Con l’art. 600-ter c.p. il legislatore ha inteso fissare per i minori una tutela anticipata e maggiormente stringente della loro libertà sessuale, sanzionando, indipendentemente da finalità di lucro o di vantaggio, la utilizzazione di minori stessi nella produzione di materiale pornografico, ma anche la mera induzione a partecipare a ad esibizioni pornografiche[8].

Secondo la Corte di Cassazione[9] il delitto in questione si configurerebbe come un crimine di natura informatica, realizzato mediante le tecnologie informatiche, per mezzo delle quali è creato, conservato e trasmesso il materiale pedopornografico, ma si atteggerebbe altresì a reato di pericolo concreto, laddove la potenzialità offensiva si annida nel fatto che l’elaborazione grafica evochi la rappresentazione di situazioni reali, nelle quali i bambini sono ridotti al rango di meri oggetti sessuali, di giocattoli sessuali con i quali e sui quali compiere atti a valenza sessuale.

Recentemente, infatti, la Suprema Corte si espressa nuovamente sul reato previsto dall’art. 600-ter, offrendo una nuova e più ampia visione della tematica, attestandosi al passo coi tempi.

Secondo la soluzione della Corte di Cassazione[10], ai fini dell’integrazione del reato di cui all’art. 600-ter c.p., con riferimento alla condotta di produzione del materiale pedopornografico, non è più necessario, viste le nuove formulazioni della disposizione introdotte a partire dalla legge 6 febbraio 2006 n. 38, l’accertamento del pericolo di diffusione del suddetto materiale.

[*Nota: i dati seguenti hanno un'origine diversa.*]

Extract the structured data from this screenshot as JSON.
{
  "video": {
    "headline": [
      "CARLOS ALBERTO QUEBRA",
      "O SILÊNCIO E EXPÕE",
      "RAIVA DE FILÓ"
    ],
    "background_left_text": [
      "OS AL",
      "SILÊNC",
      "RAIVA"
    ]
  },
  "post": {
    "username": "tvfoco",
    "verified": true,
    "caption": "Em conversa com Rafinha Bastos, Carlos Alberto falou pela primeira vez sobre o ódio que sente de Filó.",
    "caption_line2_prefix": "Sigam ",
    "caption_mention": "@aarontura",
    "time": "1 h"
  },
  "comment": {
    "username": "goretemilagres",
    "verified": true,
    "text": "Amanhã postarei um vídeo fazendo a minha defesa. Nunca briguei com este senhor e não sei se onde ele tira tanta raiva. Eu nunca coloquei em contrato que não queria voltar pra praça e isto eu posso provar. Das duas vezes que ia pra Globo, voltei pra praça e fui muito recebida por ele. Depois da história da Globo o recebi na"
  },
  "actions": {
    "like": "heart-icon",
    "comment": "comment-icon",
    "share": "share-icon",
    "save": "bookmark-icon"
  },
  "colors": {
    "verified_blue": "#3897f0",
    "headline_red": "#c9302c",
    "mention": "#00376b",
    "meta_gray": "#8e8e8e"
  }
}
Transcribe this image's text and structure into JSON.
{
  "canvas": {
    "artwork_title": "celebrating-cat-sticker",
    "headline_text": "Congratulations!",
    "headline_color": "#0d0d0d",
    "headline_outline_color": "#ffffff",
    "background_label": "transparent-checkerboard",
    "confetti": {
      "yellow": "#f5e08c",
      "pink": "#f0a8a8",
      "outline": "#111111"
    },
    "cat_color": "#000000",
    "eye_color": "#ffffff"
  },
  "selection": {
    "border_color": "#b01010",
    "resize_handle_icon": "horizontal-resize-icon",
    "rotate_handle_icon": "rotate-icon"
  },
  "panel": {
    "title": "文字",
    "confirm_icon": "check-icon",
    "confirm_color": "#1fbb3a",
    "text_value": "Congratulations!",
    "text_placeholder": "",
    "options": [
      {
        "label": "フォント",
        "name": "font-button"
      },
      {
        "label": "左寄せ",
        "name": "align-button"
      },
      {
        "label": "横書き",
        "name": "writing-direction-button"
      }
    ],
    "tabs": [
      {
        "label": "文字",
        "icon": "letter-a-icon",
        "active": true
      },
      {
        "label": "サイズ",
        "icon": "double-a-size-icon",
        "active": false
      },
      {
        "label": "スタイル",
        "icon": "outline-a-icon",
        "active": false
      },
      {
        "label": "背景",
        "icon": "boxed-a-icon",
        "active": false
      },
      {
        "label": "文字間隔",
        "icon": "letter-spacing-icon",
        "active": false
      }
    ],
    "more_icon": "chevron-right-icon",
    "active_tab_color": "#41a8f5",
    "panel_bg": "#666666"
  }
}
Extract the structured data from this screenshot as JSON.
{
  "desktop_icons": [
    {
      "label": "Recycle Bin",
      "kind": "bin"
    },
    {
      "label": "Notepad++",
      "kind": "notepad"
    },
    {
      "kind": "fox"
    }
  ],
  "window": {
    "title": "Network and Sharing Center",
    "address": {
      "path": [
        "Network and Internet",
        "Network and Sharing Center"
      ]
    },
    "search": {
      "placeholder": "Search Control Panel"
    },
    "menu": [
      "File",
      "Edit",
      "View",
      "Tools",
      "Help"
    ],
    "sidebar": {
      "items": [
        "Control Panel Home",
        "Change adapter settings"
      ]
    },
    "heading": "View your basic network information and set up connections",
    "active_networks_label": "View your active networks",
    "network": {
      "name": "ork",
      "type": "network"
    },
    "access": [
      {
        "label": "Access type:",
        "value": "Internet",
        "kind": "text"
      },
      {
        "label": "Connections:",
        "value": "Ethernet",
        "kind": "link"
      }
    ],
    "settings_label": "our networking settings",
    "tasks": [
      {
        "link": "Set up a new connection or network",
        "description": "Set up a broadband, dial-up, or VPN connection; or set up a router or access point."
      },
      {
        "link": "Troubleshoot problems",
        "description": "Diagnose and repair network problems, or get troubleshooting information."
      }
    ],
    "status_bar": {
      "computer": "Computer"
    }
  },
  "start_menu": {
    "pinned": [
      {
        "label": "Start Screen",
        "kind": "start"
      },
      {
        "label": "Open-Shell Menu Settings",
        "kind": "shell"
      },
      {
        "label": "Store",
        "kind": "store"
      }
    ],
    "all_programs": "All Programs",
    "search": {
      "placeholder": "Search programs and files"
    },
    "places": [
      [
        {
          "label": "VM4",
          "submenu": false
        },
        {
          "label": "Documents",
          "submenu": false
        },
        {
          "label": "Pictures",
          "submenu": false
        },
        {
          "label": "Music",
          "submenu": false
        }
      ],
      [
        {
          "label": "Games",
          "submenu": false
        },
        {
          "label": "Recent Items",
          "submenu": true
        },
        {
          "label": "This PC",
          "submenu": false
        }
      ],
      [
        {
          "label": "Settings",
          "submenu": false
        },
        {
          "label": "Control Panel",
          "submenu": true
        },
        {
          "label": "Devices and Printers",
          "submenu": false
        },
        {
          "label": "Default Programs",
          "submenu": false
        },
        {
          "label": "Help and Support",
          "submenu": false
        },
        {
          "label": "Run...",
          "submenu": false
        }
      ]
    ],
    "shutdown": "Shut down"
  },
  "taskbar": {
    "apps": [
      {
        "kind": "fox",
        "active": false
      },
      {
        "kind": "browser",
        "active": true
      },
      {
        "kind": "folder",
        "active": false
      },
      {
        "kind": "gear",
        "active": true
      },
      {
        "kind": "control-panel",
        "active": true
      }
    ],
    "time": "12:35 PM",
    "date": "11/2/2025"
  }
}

Il principio di diritto sopra enunciato è stato oggetto di un percorso logico-giuridico che ha portato i giudici di legittimità ad evidenziare che la necessità del pericolo di diffusione del materiale pedopornografico ad oggi, debba ritenersi superata, anche a causa della pervasiva influenza delle moderne tecnologie della comunicazione, che ha portato alla diffusione di cellulari smartphone, tablet e computer dotati di fotocamera incorporata, e ha reso normali il collegamento a Internet e l’utilizzazione di programmi di condivisione e reti sociali.

Ne deriva quindi che il riferimento al presupposto del pericolo concreto di diffusione del materiale realizzato, così come elaborato dalle Sezioni Unite del 2000 e dalla giurisprudenza successiva, risulta attualmente poco perseguibile e privo di un reale appiglio. Ad oggi infatti le Sezione Unite con la recente sentenza del 2018 hanno ritenuto che per configurare il reato di pornografia minorile non è più necessaria la prova del pericolo di diffusione, essendo ormai generalizzato il pericolo di diffusione del materiale realizzato utilizzando minorenni. In conseguenza di ciò, quindi, l’esclusione di un siffatto pericolo non determina in concreto un ampliamento dell’ambito di applicazione della fattispecie penale, essendo completamente mutato il quadro sociale e tecnologico di rifermento ed essendo parallelamente mutato anche il quadro normativo sovranazionale e nazionale.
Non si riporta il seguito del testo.